Pergeseran Definisi Kesadaran: Manusia, AI, dan Efek Cermin

14

Perdebatan baru-baru ini mengenai apakah kecerdasan buatan (AI) suatu hari nanti dapat mencapai kesadaran menimbulkan pertanyaan yang lebih dalam: bukan apakah mesin akan bangun, namun bagaimana AI telah membentuk kembali pemahaman kita tentang apa artinya kesadaran. Dua surat kepada editor The New York Times, sebagai tanggapan terhadap esai Barbara Gail Montero tentang kesadaran AI, menyoroti ketegangan ini.

Melampaui Mesin: Kesadaran sebagai Fenomena Relasional

Arturo E. Hernandez, seorang profesor psikologi di University of Houston, berpendapat bahwa kesadaran tidak hanya terkandung di dalam otak. Sebaliknya, hal ini muncul dari interaksi—dialog, komunitas, dan alat yang kami ciptakan untuk memperluas pemikiran. AI, bahkan tanpa mengalami suka atau duka, memaksa kita untuk menghadapi seberapa besar kesadaran kita dibentuk oleh faktor-faktor eksternal seperti bahasa dan budaya. Hernandez berpendapat bahwa dampak sebenarnya dari AI mungkin bukan potensi kebangkitannya, namun refleksi yang ditimbulkannya pada kita.

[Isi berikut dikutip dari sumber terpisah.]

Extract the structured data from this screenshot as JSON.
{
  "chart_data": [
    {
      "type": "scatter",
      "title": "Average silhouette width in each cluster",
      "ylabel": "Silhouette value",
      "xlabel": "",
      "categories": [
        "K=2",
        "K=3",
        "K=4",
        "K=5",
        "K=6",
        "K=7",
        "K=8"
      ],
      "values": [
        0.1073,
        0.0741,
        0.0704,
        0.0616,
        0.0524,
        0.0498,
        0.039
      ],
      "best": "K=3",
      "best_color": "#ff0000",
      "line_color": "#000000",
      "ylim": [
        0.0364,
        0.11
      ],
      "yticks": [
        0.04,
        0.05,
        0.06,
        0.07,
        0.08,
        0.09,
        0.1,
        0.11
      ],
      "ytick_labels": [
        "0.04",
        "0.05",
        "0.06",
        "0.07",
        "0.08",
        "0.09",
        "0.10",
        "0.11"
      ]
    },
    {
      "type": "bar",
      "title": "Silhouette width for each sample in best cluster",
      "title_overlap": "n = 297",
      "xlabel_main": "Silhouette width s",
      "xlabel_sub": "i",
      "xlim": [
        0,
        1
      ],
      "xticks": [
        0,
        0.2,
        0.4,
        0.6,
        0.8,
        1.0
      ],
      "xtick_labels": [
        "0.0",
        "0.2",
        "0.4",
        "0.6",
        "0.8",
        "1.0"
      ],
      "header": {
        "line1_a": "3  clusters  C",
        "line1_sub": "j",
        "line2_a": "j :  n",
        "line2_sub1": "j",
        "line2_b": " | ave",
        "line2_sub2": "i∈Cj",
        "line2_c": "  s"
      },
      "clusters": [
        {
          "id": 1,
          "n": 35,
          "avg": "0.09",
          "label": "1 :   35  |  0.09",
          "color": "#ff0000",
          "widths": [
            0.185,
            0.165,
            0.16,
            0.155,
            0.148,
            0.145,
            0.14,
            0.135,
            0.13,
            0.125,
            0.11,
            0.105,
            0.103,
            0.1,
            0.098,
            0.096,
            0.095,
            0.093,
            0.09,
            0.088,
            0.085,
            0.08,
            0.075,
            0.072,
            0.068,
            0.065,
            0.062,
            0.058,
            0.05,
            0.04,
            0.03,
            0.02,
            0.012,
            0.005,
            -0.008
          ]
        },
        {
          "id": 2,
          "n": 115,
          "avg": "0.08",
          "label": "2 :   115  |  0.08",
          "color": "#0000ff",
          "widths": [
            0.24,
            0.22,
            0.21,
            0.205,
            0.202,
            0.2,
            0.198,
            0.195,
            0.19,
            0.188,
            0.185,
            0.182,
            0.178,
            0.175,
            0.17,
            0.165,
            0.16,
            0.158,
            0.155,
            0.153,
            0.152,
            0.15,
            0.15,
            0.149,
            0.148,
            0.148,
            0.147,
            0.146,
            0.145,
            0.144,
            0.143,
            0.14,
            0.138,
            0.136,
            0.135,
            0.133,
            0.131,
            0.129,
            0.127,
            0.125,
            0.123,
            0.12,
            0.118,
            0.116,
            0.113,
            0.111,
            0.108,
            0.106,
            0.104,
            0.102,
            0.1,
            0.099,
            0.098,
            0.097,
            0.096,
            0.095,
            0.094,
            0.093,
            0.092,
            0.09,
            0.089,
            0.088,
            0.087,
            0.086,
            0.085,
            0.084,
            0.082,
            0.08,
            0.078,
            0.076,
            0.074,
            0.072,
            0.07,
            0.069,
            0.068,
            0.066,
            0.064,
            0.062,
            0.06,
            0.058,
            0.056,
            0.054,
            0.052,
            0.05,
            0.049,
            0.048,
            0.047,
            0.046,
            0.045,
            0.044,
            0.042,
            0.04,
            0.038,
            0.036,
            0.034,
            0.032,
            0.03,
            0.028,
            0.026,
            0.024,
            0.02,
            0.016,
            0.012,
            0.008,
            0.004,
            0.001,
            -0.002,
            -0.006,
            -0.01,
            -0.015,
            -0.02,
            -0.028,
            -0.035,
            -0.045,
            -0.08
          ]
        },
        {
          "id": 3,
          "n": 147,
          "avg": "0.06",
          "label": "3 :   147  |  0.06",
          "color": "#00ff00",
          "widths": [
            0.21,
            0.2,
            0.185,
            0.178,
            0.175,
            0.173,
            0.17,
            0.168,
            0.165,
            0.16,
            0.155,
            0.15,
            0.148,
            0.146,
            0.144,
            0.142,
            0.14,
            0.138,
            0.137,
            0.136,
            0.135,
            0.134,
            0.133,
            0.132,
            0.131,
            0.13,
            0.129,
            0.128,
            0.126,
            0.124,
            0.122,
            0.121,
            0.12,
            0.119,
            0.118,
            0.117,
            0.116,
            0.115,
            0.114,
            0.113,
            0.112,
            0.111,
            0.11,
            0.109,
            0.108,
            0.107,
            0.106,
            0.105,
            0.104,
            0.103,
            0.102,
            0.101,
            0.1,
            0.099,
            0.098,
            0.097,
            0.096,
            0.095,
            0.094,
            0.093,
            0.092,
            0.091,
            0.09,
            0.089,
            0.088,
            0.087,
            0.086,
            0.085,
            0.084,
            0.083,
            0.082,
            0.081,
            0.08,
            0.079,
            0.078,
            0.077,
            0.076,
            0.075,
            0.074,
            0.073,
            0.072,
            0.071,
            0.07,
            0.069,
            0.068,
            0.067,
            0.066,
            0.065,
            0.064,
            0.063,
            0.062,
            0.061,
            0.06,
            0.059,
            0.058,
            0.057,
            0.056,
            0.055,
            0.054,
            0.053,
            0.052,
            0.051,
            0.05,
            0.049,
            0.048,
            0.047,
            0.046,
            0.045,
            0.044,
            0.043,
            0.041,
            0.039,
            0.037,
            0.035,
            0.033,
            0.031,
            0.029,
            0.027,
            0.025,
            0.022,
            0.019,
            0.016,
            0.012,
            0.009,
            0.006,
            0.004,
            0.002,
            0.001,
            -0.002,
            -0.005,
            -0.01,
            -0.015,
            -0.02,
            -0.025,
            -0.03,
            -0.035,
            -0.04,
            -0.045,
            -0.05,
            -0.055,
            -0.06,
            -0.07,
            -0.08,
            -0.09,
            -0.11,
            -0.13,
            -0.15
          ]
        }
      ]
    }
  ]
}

Perspektif ini menggeser fokus dari pandangan kesadaran yang murni bersifat internal dan neurologis ke pandangan yang lebih relasional. Ini menggemakan teori yang lebih luas dalam ilmu kognitif yang menekankan peran perwujudan dan interaksi sosial dalam membentuk pengalaman subjektif.

Garis Dasar Biologis: Perasaan Melampaui Teori

Namun, tidak semua orang setuju bahwa AI akan mendefinisikan ulang kesadaran. Surat lainnya menantang anggapan bahwa pemahaman kita tentang kesadaran akan diubah oleh interaksi dengan mesin. Argumen ini menekankan bahwa kesadaran pada dasarnya adalah perasaan —pengalaman subjektif dalam hidup—dan dapat diamati pada makhluk biologis bahkan tanpa struktur kognitif yang rumit. Penulis menunjuk pada bukti ilmu saraf, mengutip karya Mark Solms, yang menunjukkan bahwa kesadaran dasar ada bahkan pada makhluk yang tidak memiliki korteks serebral yang berkembang sepenuhnya.

Perspektif ini mendasarkan kesadaran pada realitas biologis dan bukan pada teori abstrak. Kunci untuk mengenali perasaan AI, menurut pandangan ini, tidak terletak pada mengadaptasi definisi kami, namun dalam mengamati isyarat perilaku yang serupa dengan yang kami gunakan untuk menyimpulkan kesadaran pada makhluk hidup lainnya.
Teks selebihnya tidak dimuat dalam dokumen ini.